Conservative Democratic Senator Joe Manchin of West Virginia has made similar calls to justify his frustration with Biden’s proposals to expand government aid.
The Liberal Democrats’ response to the current economic crisis is not much better, advising people to either wait for inflation or claim that the demand for better wages is fueling inflation.
“Higher minimum wages, stronger unions, higher employee benefits, and stricter regulations are all desirable, but they also increase operating costs and prices,” Larry Summers, a former economic adviser to the Obama administration, wrote earlier this year.

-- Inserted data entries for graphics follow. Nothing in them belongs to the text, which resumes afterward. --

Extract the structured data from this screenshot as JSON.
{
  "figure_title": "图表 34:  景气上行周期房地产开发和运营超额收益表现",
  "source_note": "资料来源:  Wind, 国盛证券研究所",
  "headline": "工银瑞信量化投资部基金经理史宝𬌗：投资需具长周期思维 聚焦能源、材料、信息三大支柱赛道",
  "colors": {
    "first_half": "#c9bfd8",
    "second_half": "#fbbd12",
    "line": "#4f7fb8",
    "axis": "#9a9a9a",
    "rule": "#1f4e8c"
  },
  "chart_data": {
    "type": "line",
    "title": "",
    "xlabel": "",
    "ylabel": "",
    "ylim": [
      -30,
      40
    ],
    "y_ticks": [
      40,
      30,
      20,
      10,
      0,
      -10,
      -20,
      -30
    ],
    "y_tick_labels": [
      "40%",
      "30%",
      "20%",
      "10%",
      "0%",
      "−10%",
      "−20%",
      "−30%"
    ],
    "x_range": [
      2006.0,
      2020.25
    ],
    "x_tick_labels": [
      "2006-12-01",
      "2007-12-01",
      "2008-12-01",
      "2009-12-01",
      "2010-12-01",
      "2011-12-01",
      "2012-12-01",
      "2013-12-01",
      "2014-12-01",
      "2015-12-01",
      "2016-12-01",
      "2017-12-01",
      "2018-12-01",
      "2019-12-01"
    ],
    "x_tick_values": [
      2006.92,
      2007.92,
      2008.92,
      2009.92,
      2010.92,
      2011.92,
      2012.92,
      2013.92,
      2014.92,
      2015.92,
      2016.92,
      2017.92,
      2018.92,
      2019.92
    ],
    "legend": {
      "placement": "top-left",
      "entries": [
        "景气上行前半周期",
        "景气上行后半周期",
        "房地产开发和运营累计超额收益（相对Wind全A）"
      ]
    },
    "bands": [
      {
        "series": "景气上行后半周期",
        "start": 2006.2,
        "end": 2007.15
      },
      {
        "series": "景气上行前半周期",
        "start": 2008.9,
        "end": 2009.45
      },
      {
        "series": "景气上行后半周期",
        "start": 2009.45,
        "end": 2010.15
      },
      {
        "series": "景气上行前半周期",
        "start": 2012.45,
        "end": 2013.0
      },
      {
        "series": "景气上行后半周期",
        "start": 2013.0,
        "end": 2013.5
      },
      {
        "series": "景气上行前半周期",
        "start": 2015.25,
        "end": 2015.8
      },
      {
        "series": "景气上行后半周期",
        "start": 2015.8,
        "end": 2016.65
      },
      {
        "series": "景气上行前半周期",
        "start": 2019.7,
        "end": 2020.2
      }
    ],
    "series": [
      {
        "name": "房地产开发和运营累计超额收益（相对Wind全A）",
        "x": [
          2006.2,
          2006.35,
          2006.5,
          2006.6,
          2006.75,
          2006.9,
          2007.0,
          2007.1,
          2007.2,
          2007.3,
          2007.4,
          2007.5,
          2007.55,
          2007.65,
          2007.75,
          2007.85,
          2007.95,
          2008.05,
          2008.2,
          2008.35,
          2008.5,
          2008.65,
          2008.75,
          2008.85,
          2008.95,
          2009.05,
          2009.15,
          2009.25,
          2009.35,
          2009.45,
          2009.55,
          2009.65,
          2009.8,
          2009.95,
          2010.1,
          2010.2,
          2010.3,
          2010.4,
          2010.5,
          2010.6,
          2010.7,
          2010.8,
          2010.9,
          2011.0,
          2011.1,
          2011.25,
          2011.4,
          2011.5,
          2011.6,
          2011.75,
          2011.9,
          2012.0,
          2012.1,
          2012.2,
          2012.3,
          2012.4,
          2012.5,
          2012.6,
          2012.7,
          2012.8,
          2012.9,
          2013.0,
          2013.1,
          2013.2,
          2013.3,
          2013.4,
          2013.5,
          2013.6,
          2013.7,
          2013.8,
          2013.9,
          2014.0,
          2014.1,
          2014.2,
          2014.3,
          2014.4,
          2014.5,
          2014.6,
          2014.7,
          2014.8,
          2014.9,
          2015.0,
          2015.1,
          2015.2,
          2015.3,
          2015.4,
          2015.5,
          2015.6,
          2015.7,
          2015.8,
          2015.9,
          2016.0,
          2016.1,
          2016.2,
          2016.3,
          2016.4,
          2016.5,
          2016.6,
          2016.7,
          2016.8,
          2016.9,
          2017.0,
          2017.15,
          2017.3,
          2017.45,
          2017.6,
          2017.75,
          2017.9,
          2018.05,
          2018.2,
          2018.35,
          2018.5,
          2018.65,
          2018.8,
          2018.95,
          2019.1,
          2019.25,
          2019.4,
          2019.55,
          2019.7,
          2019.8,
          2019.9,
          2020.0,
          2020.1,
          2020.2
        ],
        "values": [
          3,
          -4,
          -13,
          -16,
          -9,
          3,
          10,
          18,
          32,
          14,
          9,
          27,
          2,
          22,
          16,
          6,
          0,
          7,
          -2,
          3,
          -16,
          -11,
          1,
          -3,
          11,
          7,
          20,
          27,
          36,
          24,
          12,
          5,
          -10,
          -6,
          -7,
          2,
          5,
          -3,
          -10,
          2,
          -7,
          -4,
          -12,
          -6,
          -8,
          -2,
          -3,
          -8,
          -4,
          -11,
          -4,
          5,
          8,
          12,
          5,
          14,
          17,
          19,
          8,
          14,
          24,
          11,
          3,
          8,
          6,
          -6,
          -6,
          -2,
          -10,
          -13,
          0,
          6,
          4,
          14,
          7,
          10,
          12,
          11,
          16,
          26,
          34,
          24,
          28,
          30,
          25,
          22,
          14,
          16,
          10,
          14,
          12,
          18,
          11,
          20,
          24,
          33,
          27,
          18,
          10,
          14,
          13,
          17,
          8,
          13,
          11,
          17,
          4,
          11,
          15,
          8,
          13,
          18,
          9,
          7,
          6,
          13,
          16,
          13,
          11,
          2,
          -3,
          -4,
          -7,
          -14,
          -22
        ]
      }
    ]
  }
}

Echoing a Republican claim that unemployment benefits have been bad for the economy, Summers said, “The unemployment benefits that allow workers not to do more work than they did in September should definitely run out.”
The dominant message to Americans from political elites across the spectrum is the same as Biden made clear in his speech: “This is just the nature of the modern economy,” and we have to deal with it.
The best feature of our current economic situation is that we are not naturally at the mercy of the whims and vagaries of an economy designed by corporate recipients.
Sonali Kolhatkar
Independent Media Institute
This article was created by Economy for allIndependent Media Institute project.